We used this approach to interrogate the small RNA transcriptome in human hematopoietic cell populations from normal hematopoietic stem/progenitors and from diagnostic AML samples. CD34 cells, promyelocytes, neutrophils, monocytes, T cells, and B cells were sorted by flow cytometry from the bone marrow of 6 healthy individuals. Data from primary AML samples were generated from bulk leukemic cells from 33 treatment-naive patients with AML (Table 1). Most of these cases (97%) had normal cytogenetics, and all were classified as intermediate-risk AML. An average of 3.2 × 106 reads was obtained across both normal and leukemic samples (supplemental Table 2). Mapping of sequencing reads from all samples to annotation features from GENCODE version 19 and snoRNA and miRNA annotations in the human snoRNAome and miRBase (see “Materials and methods”) demonstrated that snoRNAs were by far the most abundant small RNA species present in our data (Figure 1B). C/D box snoRNAs represented 74.95% of all reads; H/ACA box snoRNAs and scaRNAs represented another 3.19% and 0.34% of total mapped reads, respectively. Small nuclear RNAs, which are involved in RNA splicing, were the next most abundant class of sncRNA, representing 10.19% of reads. miRNAs represented a relatively small percentage of all sequenced reads (1.48% of all mapped reads). Reads mapping to unannotated regions of the genome accounted for 0.04% of all sequences.
Table 1.
Characteristic | Value |
---|---|
Age at study entry, mean ± standard deviation, y | 51.3 ± 15.0 |
Race or ethnic group, n (%) | |
White | 26 (78.8) |
African American | 1 (3.03) |
Other | 6 (18.18) |
Male sex, n (%) | 14 (42.4) |
Bone marrow blasts at diagnosis, mean ± standard deviation, % | 81.8 ± 13.4 |
Normal cytogenetic profile, n (%) | 32 (97) |
White blood cell count at diagnosis, ×109/L | |
Mean ± standard deviation | 63.66 ± 70.75 |
Median | 45.60 |
Cytogenetic risk group, n (%) | |
Intermediate | 33 (100.0) |
AML FAB subtype, n (%) | |
AML without maturation: M1 | 18 (54.5) |
AML with maturation: M2 | 1 (3.03) |
Acute myelomonocytic leukemia: M4 | 5 (15.1) |
Acute monoblastic or monocytic leukemia: M5 | 9 (27.3) |
Mutation, n (%) | |
NPM1 | 27 (88.8) |
FLT3 | 18 (54.5) |
DNMT3A | 12 (36.4) |
IDH1 or IDH2 | 10 (30.3) |
NRAS or KRAS | 4 (12.1) |
CEBPA | 3 (9.1) |
TET2 | 2 (6.1) |
WT1 | 2 (6.1) |
PTPN11 | 2 (6.1) |
FAB, French-American-British.
We next compared the expression of snoRNAs using data from our modified library protocol with expression levels obtained by standard total RNA sequencing (RNA-seq) (Illumina Tru-seq) and of the same tissue sample. Relevant to this analysis, the majority of snoRNAs are embedded in the introns of host genes. We observed that standard transcriptome sequencing cannot reliably distinguish unspliced primary host gene RNA from correctly processed snoRNA. Typical results are shown for SNORA64, which is located in the intron of its host gene, RP32 (Figure 1C). Whereas sequence reads corresponding to mature SNOR64 were readily identified using our pipeline, only low-level reads that span the entire intron of RP32 were detected using total RNA-seq. Accordingly, the correlation of snoRNAs quantified using these 2 RNA-seq pipelines was poor (Figure 1D). These data demonstrate the superiority of our small sequencing pipeline to quantify mature, correctly processed snoRNA expression.

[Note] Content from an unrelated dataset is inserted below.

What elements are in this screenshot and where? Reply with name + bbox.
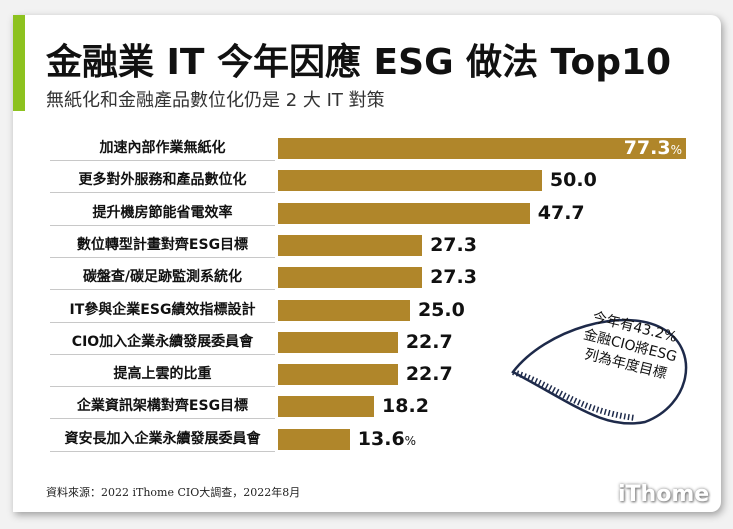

To provide orthogonal validation of the snoRNA expression data, we used commercially available reagents to perform quantitative reverse transcription PCR (RT-qPCR) on a set of 9 snoRNAs with a wide range of expression across 11 primary AML samples. Although some variability was observed, a significant correlation between snoRNA expression determined by small RNA Seq and RT-qPCR was observed (R2 = 0.5002; P < .0001; supplemental Figure 1).
To determine whether our sequencing approach identified any novel RNA species, we formed read clusters by merging overlapping reads and compared them with the RNA annotations as described above. The intersection of read cluster coordinates with our sncRNA annotation set demonstrated that a number of them did not overlap with known annotations, and could therefore represent novel RNA species. The genomic regions spanned by these clusters were then analyzed for features of snoRNAs, including the presence of conserved sequence motifs and secondary structure. Eight putative novel snoRNAs were identified, including 5 in the SNORA family and 3 in the SNORD family. One of the putative SNORDs lacked sequence complementarity to rRNAs or snRNAs and was therefore classified as an orphan snoRNA (supplemental Table 3). There was some degree of overlap (≤50%) with annotated species, but our analysis supports the characterization of these snoRNAs as putatively novel.
Developmental- and lineage-specific expression of snoRNAs in human hematopoiesis
Because snoRNAs were the most abundant sncRNA detected, we focused our analysis on these RNA species. We first performed unsupervised hierarchical clustering of annotated snoRNAs with a normalized expression of ≥5 RPM (N = 378) to determine whether expression of snoRNAs is developmentally regulated during hematopoiesis. This demonstrated that snoRNAs exhibit lineage- and developmentally restricted expression patterns (Figure 2). The most striking examples were orphan snoRNAs contained in the imprinted DLK-DIO3 and SNURF/SNRPN loci. The DLK-DIO3 locus contained a large number of maternally expressed ncRNAs, including 41 snoRNAs, 11 lncRNAs, and 53 miRNAs (Figure 3A). Expression of snoRNAs in this locus was highest in CD34 cells and rapidly decreased with granulocytic differentiation, becoming nearly undetectable in mature neutrophils (Figure 3B). Expression of these snoRNAs was also markedly reduced in B cells and T cells. Expression of snoRNAs in the SNURF/SNRPN locus showed a similar, but distinct, pattern of snoRNA expression. This locus contained 82 paternally expressed snoRNAs that were expressed at a high level in CD34 cells and rapidly downregulated during granulocytic differentiation (Figure 3C). However, in contrast to the DLK-DIO3 locus snoRNAs, expression of these snoRNAs remained high in B and T cells (Figure 3D).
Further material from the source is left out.